Police have now confirmed that the weapon taken from Harris was the same weapon used in Monday’s shooting. It is, at this time, still unclear how he got the gun back.

Police said in a press release Wednesday the gunman legally owned the weapon.

News 4 dug into police records that show officers went into the shooter’s house just days before the tragedy at Central VPA on October 15 for a “domestic disturbance.” Police late Wednesday night later confirmed this was the incident in which Chief Sack had discussed during the press conference.

Yet, this is not the only time police have been called to his home.

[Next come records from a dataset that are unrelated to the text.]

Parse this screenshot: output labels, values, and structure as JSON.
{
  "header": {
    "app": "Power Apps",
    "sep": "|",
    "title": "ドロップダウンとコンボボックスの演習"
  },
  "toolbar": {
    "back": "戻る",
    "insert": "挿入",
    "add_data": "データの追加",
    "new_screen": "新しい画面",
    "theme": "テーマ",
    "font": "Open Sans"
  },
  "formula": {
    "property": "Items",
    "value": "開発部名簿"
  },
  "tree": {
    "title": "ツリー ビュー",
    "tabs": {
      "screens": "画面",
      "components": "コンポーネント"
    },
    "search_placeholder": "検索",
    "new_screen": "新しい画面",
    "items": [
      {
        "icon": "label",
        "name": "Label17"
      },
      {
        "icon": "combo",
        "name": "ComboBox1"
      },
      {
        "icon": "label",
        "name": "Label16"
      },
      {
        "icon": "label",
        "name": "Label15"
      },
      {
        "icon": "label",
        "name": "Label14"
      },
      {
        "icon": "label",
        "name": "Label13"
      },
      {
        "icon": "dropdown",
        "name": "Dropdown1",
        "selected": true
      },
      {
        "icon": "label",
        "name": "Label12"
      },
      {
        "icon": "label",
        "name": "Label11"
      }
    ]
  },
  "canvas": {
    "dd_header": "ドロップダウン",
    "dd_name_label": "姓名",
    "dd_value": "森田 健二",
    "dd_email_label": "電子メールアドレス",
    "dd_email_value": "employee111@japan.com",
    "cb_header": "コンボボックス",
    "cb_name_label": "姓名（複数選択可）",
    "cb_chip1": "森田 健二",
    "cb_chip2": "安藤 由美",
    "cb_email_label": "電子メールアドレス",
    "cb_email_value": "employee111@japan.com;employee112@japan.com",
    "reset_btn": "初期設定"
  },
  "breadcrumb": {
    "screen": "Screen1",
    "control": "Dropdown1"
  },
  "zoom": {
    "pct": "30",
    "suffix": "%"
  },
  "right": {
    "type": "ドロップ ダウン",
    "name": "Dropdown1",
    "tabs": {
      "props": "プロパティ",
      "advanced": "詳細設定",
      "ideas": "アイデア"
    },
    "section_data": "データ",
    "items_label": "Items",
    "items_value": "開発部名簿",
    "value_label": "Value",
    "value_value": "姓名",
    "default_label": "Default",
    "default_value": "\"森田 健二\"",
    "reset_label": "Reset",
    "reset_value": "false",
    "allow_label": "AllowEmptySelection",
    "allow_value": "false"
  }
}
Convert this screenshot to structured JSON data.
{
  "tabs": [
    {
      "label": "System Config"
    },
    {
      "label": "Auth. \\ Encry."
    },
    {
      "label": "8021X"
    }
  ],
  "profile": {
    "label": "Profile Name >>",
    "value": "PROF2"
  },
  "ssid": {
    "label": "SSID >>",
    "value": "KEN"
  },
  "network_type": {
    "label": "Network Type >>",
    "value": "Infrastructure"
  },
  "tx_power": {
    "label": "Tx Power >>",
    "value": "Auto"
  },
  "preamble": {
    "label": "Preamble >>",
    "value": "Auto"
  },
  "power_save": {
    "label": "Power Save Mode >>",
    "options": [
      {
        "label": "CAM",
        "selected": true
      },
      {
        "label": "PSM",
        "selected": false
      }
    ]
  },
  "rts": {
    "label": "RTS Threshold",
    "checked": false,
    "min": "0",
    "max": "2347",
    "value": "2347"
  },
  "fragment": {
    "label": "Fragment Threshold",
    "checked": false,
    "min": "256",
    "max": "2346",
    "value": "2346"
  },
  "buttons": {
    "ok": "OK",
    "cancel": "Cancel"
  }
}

In all, police records show officers were called to the shooter’s house at least six times. Two times were this past July, one for an accident and the other for a suicide attempt. There are no police reports for either call.

Last year, police were called to the home three times, including for something involving a weapon. Another call was for the Crisis Response Unit.

“Mental health is a terrible thing, and we can’t anticipate what will come, but that family appears to have done everything they could’ve possibly done to try to help this young man live with his mental health issues,” said Sack.

Police said they have shared the serial number of the weapon used in the shooting with the ATF, which is working to perform a trace on it from the manufacturer to the original seller of the weapon.

A spokesperson for SLMPD later said the suspect attempted to buy a gun from a licensed dealer in St. Charles but an FBI background check blocked the sale. He then went to a private seller and bought a gun that way.

“The suspect sought out and bought the rifle used in the school shooting from a private seller, who legally purchased the weapon from a federally licensed dealer in December 2020,” Sgt. Charles Wall with SLMPD said in an email. “There is no existing law which would have prevented the private sale between the original purchaser and the suspect in this case. The State of Missouri does not have a red flag law. That means SLMPD officers did not have clear authority to temporarily seize the rifle when they responded to the suspect’s home when called by the suspect’s mother on 10/15/22.”